The next day there were three rocks sunk into the soft soil of the boneyard. The witch spent that summer, fall, and winter alone. She read romance novels and played the solitary card games of her youth. She watched Burn, Witch, Burn on the portable television set. Sometimes she laughed at the funny parts and sometimes she cried.
The seasons are inevitable. Still, it snowed on Easter Sunday, a dreary leprous snow that fit the witch’s mood. She followed the traceries of melted flakes on the kitchen window then wandered out into the yard. The crooked pine was gray in the mist. Three grave markers protruded from the frozen crust. Between them, brown as the mud itself, a gnarled shoot poked skyward. The witch fell to her knees and kissed the tiny fragment that drew its life from those that she had taken. A few days later she saw that a second shoot had joined the first. The shoots grew thick and strong, each crowned with a furry bud.

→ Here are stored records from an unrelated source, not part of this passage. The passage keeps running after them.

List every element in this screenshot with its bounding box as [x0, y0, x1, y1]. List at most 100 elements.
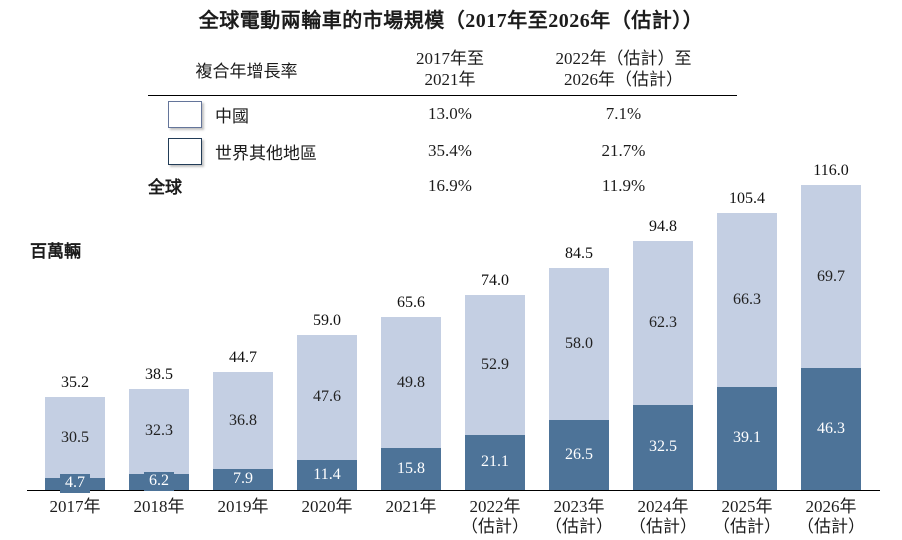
bar-segment-rest-of-world: 4.7 — [45, 474, 105, 494]
x-axis-labels: 2017年 2018年 2019年 2020年 2021年 2022年 （估計） 2023年（… — [27, 497, 880, 540]
bar-value-label-china: 69.7 — [817, 267, 845, 285]
legend-row-global: 全球 16.9% 11.9% — [148, 170, 737, 202]
cagr-header-col1-line2: 2021年 — [424, 70, 476, 90]
bar-total-label: 105.4 — [729, 189, 765, 207]
bar-value-label-rest-of-world: 11.4 — [308, 465, 346, 485]
bar-segment-china: 30.5 — [45, 397, 105, 478]
bar-group-2023年（估計）: 84.5 58.0 26.5 — [549, 158, 609, 490]
bar-segment-rest-of-world: 39.1 — [717, 387, 777, 490]
legend-label-global: 全球 — [148, 178, 182, 197]
x-tick-label: 2024年 （估計） — [629, 497, 697, 537]
x-tick-label: 2018年 — [133, 497, 185, 516]
bar-total-label: 38.5 — [145, 365, 173, 383]
bar-segment-rest-of-world: 46.3 — [801, 368, 861, 490]
cagr-value-rest-of-world-1: 35.4% — [428, 141, 472, 160]
bar-value-label-china: 30.5 — [61, 428, 89, 446]
legend-label-china: 中國 — [215, 106, 249, 126]
bar-segment-rest-of-world: 21.1 — [465, 434, 525, 490]
legend-row-china: 中國 13.0% 7.1% — [148, 96, 737, 133]
bar-group-2017年: 35.2 30.5 4.7 — [45, 158, 105, 494]
bar-segment-rest-of-world: 32.5 — [633, 404, 693, 490]
bar-value-label-china: 32.3 — [145, 422, 173, 440]
bar-value-label-rest-of-world: 21.1 — [476, 452, 514, 472]
bar-value-label-rest-of-world: 6.2 — [144, 472, 174, 492]
cagr-value-global-1: 16.9% — [428, 175, 472, 195]
bar-value-label-rest-of-world: 26.5 — [560, 445, 598, 465]
china-legend-swatch-icon — [168, 100, 202, 128]
bar-segment-rest-of-world: 6.2 — [129, 472, 189, 492]
bar-group-2019年: 44.7 36.8 7.9 — [213, 158, 273, 490]
bar-value-label-rest-of-world: 15.8 — [392, 459, 430, 479]
rest-of-world-legend-swatch-icon — [168, 137, 202, 165]
bar-segment-rest-of-world: 11.4 — [297, 460, 357, 490]
bar-value-label-china: 52.9 — [481, 355, 509, 373]
bar-value-label-rest-of-world: 39.1 — [728, 429, 766, 448]
bar-total-label: 74.0 — [481, 272, 509, 290]
cagr-value-china-2: 7.1% — [605, 104, 642, 123]
cagr-header-col1-line1: 2017年至 — [416, 49, 484, 68]
cagr-header-col2-line1: 2022年（估計）至 — [555, 49, 692, 68]
x-tick-label: 2021年 — [385, 497, 437, 516]
bar-segment-china: 58.0 — [549, 267, 609, 421]
x-tick-label: 2022年 （估計） — [461, 497, 529, 537]
x-tick-label: 2026年 （估計） — [797, 497, 865, 537]
bar-segment-china: 49.8 — [381, 317, 441, 449]
bar-segment-china: 52.9 — [465, 295, 525, 435]
bar-value-label-china: 58.0 — [565, 335, 593, 353]
bar-value-label-china: 47.6 — [313, 388, 341, 406]
legend-cell-global: 全球 — [148, 173, 390, 198]
bar-value-label-rest-of-world: 4.7 — [60, 474, 90, 494]
bar-value-label-rest-of-world: 7.9 — [228, 470, 258, 490]
bar-value-label-rest-of-world: 32.5 — [644, 437, 682, 457]
bar-group-2018年: 38.5 32.3 6.2 — [129, 158, 189, 492]
bar-segment-rest-of-world: 26.5 — [549, 420, 609, 490]
cagr-value-china-1: 13.0% — [428, 104, 472, 123]
bar-value-label-china: 66.3 — [733, 290, 761, 308]
bar-group-2022年（估計）: 74.0 52.9 21.1 — [465, 158, 525, 490]
y-axis-unit-label: 百萬輛 — [30, 242, 81, 261]
bar-segment-china: 47.6 — [297, 334, 357, 461]
bar-segment-china: 69.7 — [801, 184, 861, 369]
bar-segment-china: 32.3 — [129, 388, 189, 474]
cagr-table-header-row: 複合年增長率 2017年至 2021年 2022年（估計）至 2026年（估計） — [148, 48, 737, 96]
cagr-header-col1: 2017年至 2021年 — [390, 48, 510, 91]
bar-group-2020年: 59.0 47.6 11.4 — [297, 158, 357, 490]
bar-segment-china: 66.3 — [717, 212, 777, 388]
stacked-bar-chart: 35.2 30.5 4.7 38.5 32.3 6.2 44.7 36.8 7.9 59.0 47.… — [27, 158, 880, 494]
cagr-header-col2-line2: 2026年（估計） — [564, 70, 683, 90]
page-title: 全球電動兩輪車的市場規模（2017年至2026年（估計）） — [198, 10, 704, 32]
bar-value-label-china: 62.3 — [649, 313, 677, 331]
bar-total-label: 116.0 — [813, 161, 849, 179]
cagr-table: 複合年增長率 2017年至 2021年 2022年（估計）至 2026年（估計）… — [148, 48, 737, 202]
cagr-header-label: 複合年增長率 — [195, 61, 298, 81]
bar-group-2021年: 65.6 49.8 15.8 — [381, 158, 441, 490]
x-tick-label: 2020年 — [301, 497, 353, 516]
bar-total-label: 44.7 — [229, 349, 257, 367]
cagr-header-col2: 2022年（估計）至 2026年（估計） — [510, 48, 737, 91]
x-tick-label: 2019年 — [217, 497, 269, 516]
bar-group-2024年（估計）: 94.8 62.3 32.5 — [633, 158, 693, 490]
legend-row-rest-of-world: 世界其他地區 35.4% 21.7% — [148, 133, 737, 170]
bar-segment-rest-of-world: 15.8 — [381, 448, 441, 490]
bar-value-label-china: 36.8 — [229, 411, 257, 429]
legend-cell-rest-of-world: 世界其他地區 — [148, 137, 390, 165]
bar-total-label: 35.2 — [61, 374, 89, 392]
cagr-value-rest-of-world-2: 21.7% — [601, 141, 646, 160]
x-tick-label: 2025年 （估計） — [713, 497, 781, 537]
legend-cell-china: 中國 — [148, 100, 390, 128]
legend-label-rest-of-world: 世界其他地區 — [215, 143, 317, 163]
bar-segment-rest-of-world: 7.9 — [213, 469, 273, 490]
bar-total-label: 65.6 — [397, 294, 425, 312]
bar-group-2026年（估計）: 116.0 69.7 46.3 — [801, 158, 861, 490]
bar-total-label: 84.5 — [565, 244, 593, 262]
bar-total-label: 59.0 — [313, 311, 341, 329]
bar-total-label: 94.8 — [649, 217, 677, 235]
cagr-value-global-2: 11.9% — [601, 175, 646, 195]
x-tick-label: 2023年 （估計） — [545, 497, 613, 537]
bar-value-label-rest-of-world: 46.3 — [812, 419, 850, 439]
x-tick-label: 2017年 — [49, 497, 101, 516]
bar-segment-china: 62.3 — [633, 240, 693, 405]
bar-segment-china: 36.8 — [213, 372, 273, 470]
bar-group-2025年（估計）: 105.4 66.3 39.1 — [717, 158, 777, 490]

The witch waited impatiently for the buds to open. This occurred on a glorious spring day when the sun shone bright as butter and the breeze smelled like champagne. The petals were a fleshy pink and there were five to a bloom. The witch reached out, feeling an uneasy sense of déjà vu, and felt the petals wrap around her finger. She touched the second bloom and the petals did likewise. Suddenly afraid, the witch tried to pull away. The tiny hands did not release. For a moment the witch hung suspended, then she sat down with a plop.
The witch had yanked a child forth from the boneyard soil. A girl. The girl’s legs were long and thin and bent in unusual places. The hairs on her legs were so pale and fine as to be almost invisible, those on her upper torso dark and thick as a new fur coat. The girl’s face, to put it kindly, was earthy. Her cheeks were pocked, her hair stringy, and her mouth lipless. She had only two eyes but these were visible from almost any direction.
“Mama,” the little girl said.
The witch took the child to her bosom. The girl wrapped her arms and legs around the witch and wriggled like a nest of snakes. “You’re beautiful,” said the witch. “I will call you My Little Miracle.”
The witch was just as good a parent to My Little Miracle as her own parents before her.